19. Em virtude da análise e conclusões expostas neste relatório,
A COMISSÃO INTERAMERICANA DE DIREITOS HUMANOS,
DECIDE:
1. Aprovar os termos do acordo de solução amistosa firmado pelas partes.
2. Continuar com o acompanhamento e a supervisão dos pontos do acordo amistoso, cujo cumprimento ainda está pendente, e neste contexto, recordar às partes seu compromisso de informar à Comissão Interamericana, cada três meses, sobre o cumprimento do presente acordo amistoso.
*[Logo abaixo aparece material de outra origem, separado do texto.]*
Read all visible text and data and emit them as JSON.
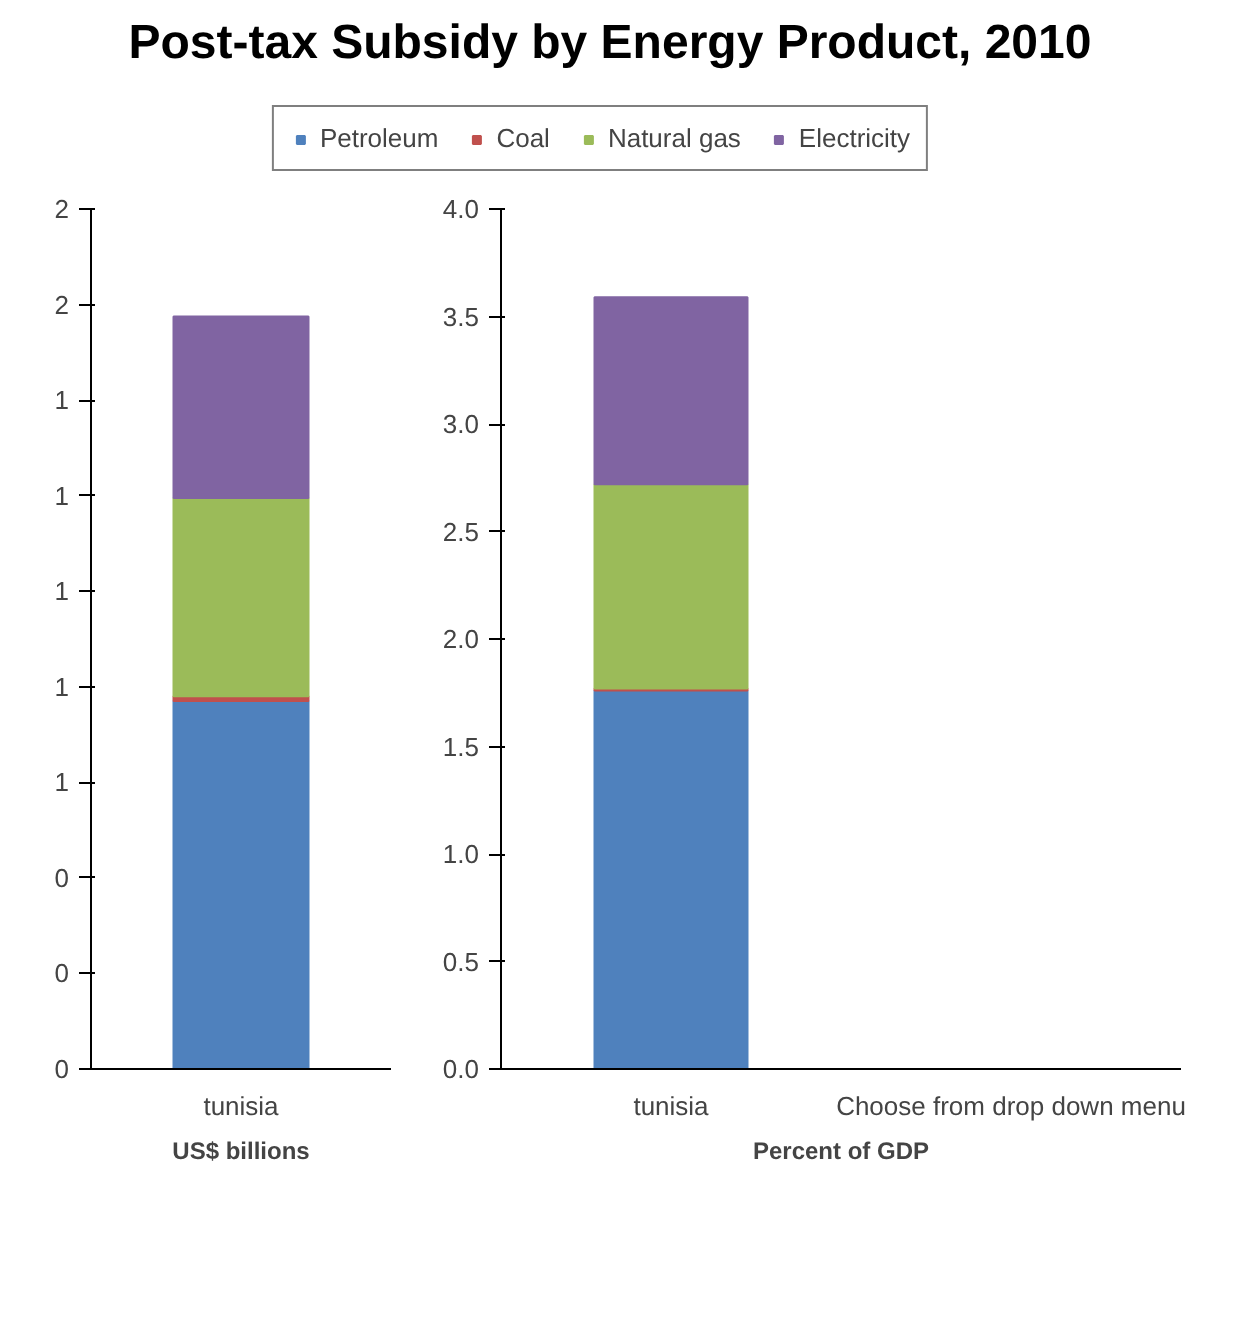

3. Publicar o presente relatório e incluí-lo no seu relatório anual à Assembléia Geral da OEA
Dado e assinado na sede da Comissão Interamericana de Direitos Humanos na cidade de Washington, D.C., no dia 10 de outubro de 2003. Assinado por José Zalaquett, Presidente; Clare K. Roberts, Primeiro Vice-Presidente; Comissionados: Robert K. Goldman e Julio Prado Vallejo.
[1] Conforme o disposto pelo artigo 17(2)(a) do Regulamento da Comissão, a Comissionada Susana Villarán, de nacionalidade peruana, não participou do debate, nem da decisão do presente caso.